Edit: And exiting from V3??

If the current is both entering and exiting then perhaps your equation should be:

(V1)/4+(V2)/10+(V3)/5=0.25-0.25, V2-V1=8, V3-V1=12

Or, in other words: (V1)/4+(V2)/10+(V3)/5=0, V2-V1=8, V3-V1=12

If I solve the equation as you had it, I get:



But with the suggested change:



You don't need to change your reference node; you just need to notice that the .25 amp both enters and leaves the supernode. In other words, it does nothing.

 

You don't need to change your reference node; you just need to notice that the .25 amp both enters and leaves the supernode. In other words, it does nothing.

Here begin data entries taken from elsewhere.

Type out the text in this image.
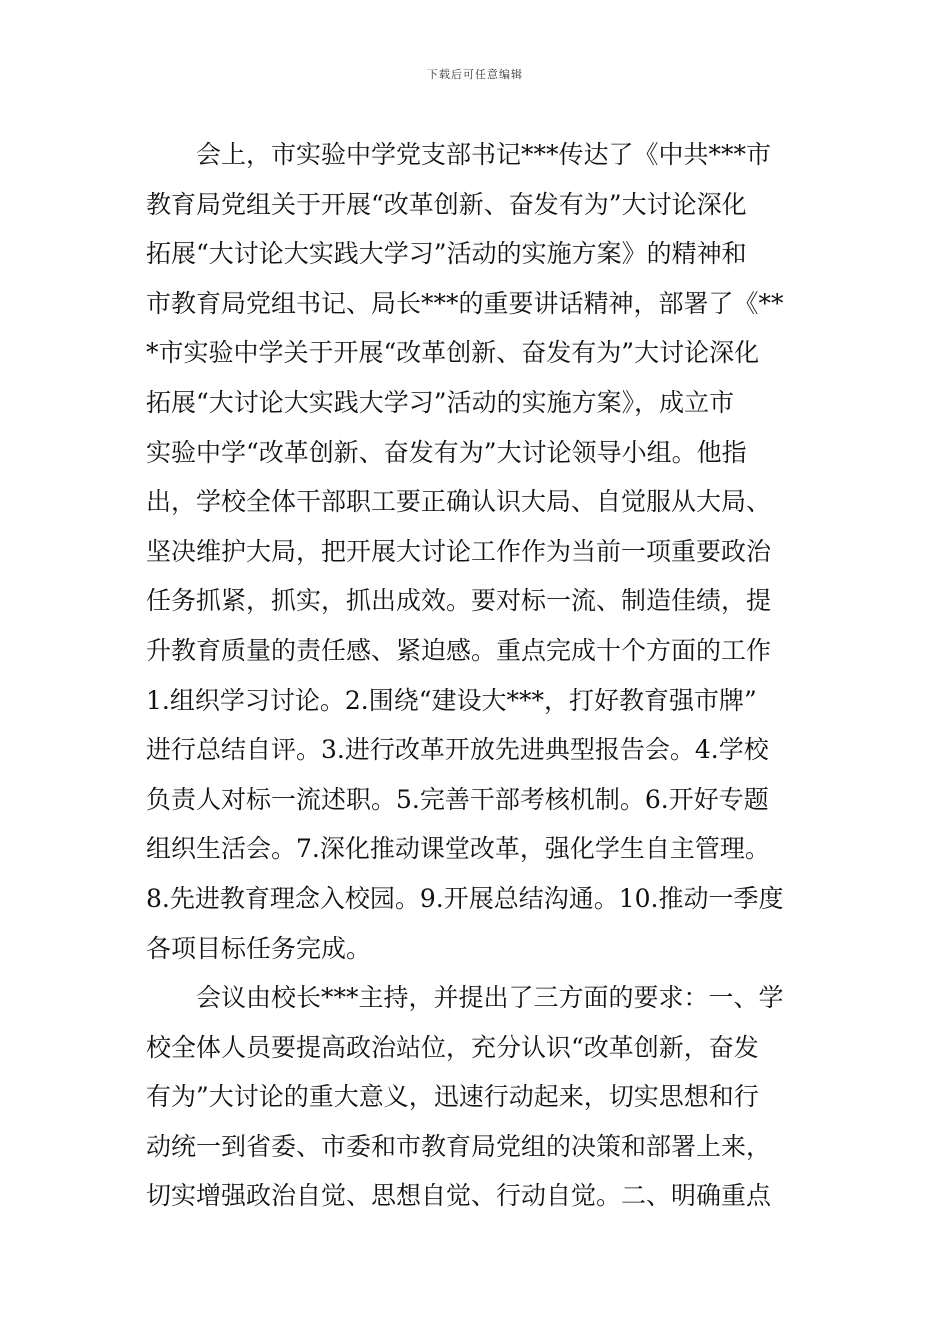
下载后可任意编辑
会上，市实验中学党支部书记***传达了《中共***市
教育局党组关于开展“改革创新、奋发有为”大讨论深化
拓展“大讨论大实践大学习”活动的实施方案》的精神和
市教育局党组书记、局长***的重要讲话精神，部署了《**
*市实验中学关于开展“改革创新、奋发有为”大讨论深化
拓展“大讨论大实践大学习”活动的实施方案》，成立市
实验中学“改革创新、奋发有为”大讨论领导小组。他指
出，学校全体干部职工要正确认识大局、自觉服从大局、
坚决维护大局，把开展大讨论工作作为当前一项重要政治
任务抓紧，抓实，抓出成效。要对标一流、制造佳绩，提
升教育质量的责任感、紧迫感。重点完成十个方面的工作
1.组织学习讨论。2.围绕“建设大***，打好教育强市牌”
进行总结自评。3.进行改革开放先进典型报告会。4.学校
负责人对标一流述职。5.完善干部考核机制。6.开好专题
组织生活会。7.深化推动课堂改革，强化学生自主管理。
8.先进教育理念入校园。9.开展总结沟通。10.推动一季度
各项目标任务完成。
会议由校长***主持，并提出了三方面的要求：一、学
校全体人员要提高政治站位，充分认识“改革创新，奋发
有为”大讨论的重大意义，迅速行动起来，切实思想和行
动统一到省委、市委和市教育局党组的决策和部署上来，
切实增强政治自觉、思想自觉、行动自觉。二、明确重点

Just to make the context clear, he was doing two separate things at my suggestion. The first was to show his supernode equation. The second was to approach the problem without a supernode at all by choosing a different reference.

 

Just to make the context clear, he was doing two separate things at my suggestion. The first was to show his supernode equation. The second was to approach the problem without a supernode at all by choosing a different reference.

I know that. I was simply pointing out how close his supernode attempt was to being correct, which you also pointed out. I was still working on my post when you had already posted about the his failure to account properly for the current source so I didn't see yours. There was nothing wrong with your suggestion to choose another reference node; just that his first approach was A-ok with a small mistake.

 

Okay -- I had thought that you had thought the two were part of the same effort, because taken on its own it does tend to read that way.

 

So it should look something like this:

V1 = 0 V
V2 = 8 V
V3 = 12 V

KCL @ V4: (V4 - V1)/(4 Ω) + (V4 - V2)/(10 Ω) + (V4 - V3)/(5 Ω) = 0

Wow my equations were totally wrong, I resolved it with this method & it checked out.

YES! It is entering and exiting the supernode, so you need TWO terms in your equation, +0.25 A - 0.25 A, which cancel out.

One way to help avoid missing this is count how branches are connected to your supernode (i.e., cross the boundary)? There are five. But your equation only has four. So one is missing.

Get in the habit of doing every little sanity check you can think of as you do the work. You WILL make silly, stupid mistakes on a regular basis -- we ALL do. But a good engineer diligently checks their work to catch and correct those mistakes.

Thank you so very much for your help, you really opened my mind to new ways of thinking.

If the current is both entering and exiting then perhaps your equation should be:

(V1)/4+(V2)/10+(V3)/5=0.25-0.25, V2-V1=8, V3-V1=12

Or, in other words: (V1)/4+(V2)/10+(V3)/5=0, V2-V1=8, V3-V1=12

If I solve the equation as you had it, I get:

View attachment 141737

But with the suggested change:

View attachment 141739

You don't need to change your reference node; you just need to notice that the .25 amp both enters and leaves the supernode. In other words, it does nothing.

Resolved it and my answers checked out with yours, don't know how I didn't see the current flowing out, Thank you so much for your help.